2-2 Le décollement du carrelage des bancs (et non bacs comme indiqué par erreur dans le jugement) des douches
L'expert a relevé que 24 bancs de douche ont été mis en oeuvre avec du medium prohibé pour ce type d'usage exposé à l'eau de manière permanente.
Pour les mêmes raisons que celles qui viennent d'être exposées les responsabilités seront donc retenues, sur infirmation du jugement qui a retenu à tort la responsabilité du Bureau Veritas, alors que le contrôleur technique n'a pas été mis en mesure d'exercer son contrôle sur la solidité des existants, dans les proportions suivantes :
- la société Architecture des Contours : 20 %
- la société SGD Gallo : 30 %
- la société ETS Guegan : 25 %
- la société FHU Carpo : 25 %
2-3 Les robinets de cuisine
L'expert a constaté que le système de pose des mitigeurs avec leurs rehausses est inadapté à l'usage en collectivité compte tenu que le joint torique ne peut pas être efficace alors que l'ensemble constitue un bras de levier trop important au regard de la faible surface et que la faible distance entre le mur dosseret et le lavabo confine les stagnations d'eau.

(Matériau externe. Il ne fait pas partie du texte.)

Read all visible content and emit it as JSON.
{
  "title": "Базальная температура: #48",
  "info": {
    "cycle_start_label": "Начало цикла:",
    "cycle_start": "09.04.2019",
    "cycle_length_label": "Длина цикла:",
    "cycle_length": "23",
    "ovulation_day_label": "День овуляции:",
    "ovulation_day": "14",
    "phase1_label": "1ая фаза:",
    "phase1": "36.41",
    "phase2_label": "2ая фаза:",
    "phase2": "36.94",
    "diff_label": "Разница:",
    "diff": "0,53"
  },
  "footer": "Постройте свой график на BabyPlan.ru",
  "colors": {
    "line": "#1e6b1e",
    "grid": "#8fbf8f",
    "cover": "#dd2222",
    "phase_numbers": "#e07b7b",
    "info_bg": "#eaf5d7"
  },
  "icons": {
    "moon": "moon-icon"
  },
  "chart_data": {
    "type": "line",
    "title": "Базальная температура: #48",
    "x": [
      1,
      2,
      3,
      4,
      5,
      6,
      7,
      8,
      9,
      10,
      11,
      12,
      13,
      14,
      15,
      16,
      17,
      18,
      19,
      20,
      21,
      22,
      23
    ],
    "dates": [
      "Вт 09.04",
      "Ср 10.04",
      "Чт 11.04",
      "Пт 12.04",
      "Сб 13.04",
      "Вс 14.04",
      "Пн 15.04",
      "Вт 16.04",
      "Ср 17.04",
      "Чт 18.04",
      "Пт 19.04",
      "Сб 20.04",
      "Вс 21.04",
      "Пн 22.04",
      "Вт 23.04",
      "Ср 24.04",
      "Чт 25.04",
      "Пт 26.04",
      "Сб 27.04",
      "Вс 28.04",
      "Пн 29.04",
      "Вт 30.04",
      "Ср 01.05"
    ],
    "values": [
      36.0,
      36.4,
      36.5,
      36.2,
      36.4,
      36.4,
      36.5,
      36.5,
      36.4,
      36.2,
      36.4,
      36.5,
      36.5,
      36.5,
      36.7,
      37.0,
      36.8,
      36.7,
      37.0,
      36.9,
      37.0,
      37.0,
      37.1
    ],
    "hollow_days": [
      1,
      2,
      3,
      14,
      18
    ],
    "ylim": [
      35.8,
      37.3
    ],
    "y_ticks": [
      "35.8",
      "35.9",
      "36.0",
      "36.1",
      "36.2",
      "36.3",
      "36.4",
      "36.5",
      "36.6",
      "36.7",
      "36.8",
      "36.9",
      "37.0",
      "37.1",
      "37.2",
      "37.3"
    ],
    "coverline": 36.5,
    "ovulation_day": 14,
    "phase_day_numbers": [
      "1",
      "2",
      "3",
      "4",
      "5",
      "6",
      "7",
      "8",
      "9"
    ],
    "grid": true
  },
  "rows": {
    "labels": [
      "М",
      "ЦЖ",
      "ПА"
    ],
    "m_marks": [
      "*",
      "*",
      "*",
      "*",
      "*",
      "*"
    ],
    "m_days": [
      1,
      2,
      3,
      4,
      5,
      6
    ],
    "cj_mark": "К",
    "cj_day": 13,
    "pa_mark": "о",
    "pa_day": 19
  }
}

Sur infirmation du jugement, qui a retenu à tort la responsabilité de la société Bureau Veritas alors que la vérification de la robinetterie n'incombait pas au contrôleur technique, les responsabilité seront ainsi fixées au rappel de la conception inadaptée validée par la maîtrise d'oeuvre et de la non remise en cause de la responsabilité de la société Aéraulique Buiding Systems, titulaire du lot plomberie, retenue par le jugement à hauteur de 60 % à hauteur de :
- société Architecture des contours : 40 %
2-4 Les décollements peintures des blocs sanitaires
L'expert relève que la peinture murale appliquée dans les douches entre la faïence et le faux-plafond est totalement écaillée et les descentes de fonte piquées de rouille. Il impute l'origine des désordres à l'utilisation d'une peinture inadaptée, à une préparation des supports imparfaite et à certains endroits à la mauvaise étanchéité des sols à l'origine des infiltrations venant des étages suppérieurs.
La responsabilité de la conception de l'ouvrage sans étanchéité sous le carrelage qui, du fait des infiltrations, est pour partie à l'origine des décollements de peinture, incombe pour partie au maître d'oeuvre mais également l'entreprise principale, la société SGD Gallo, titulaire notamment du lot peinture mais qui n'a pas non plus exercé son devoir d'alerte au regard de la nécessité de l'étanchéité sous le carrelage et à la société FHU Carpo sous-traitant du lot carrelage posé sur un support non étanche.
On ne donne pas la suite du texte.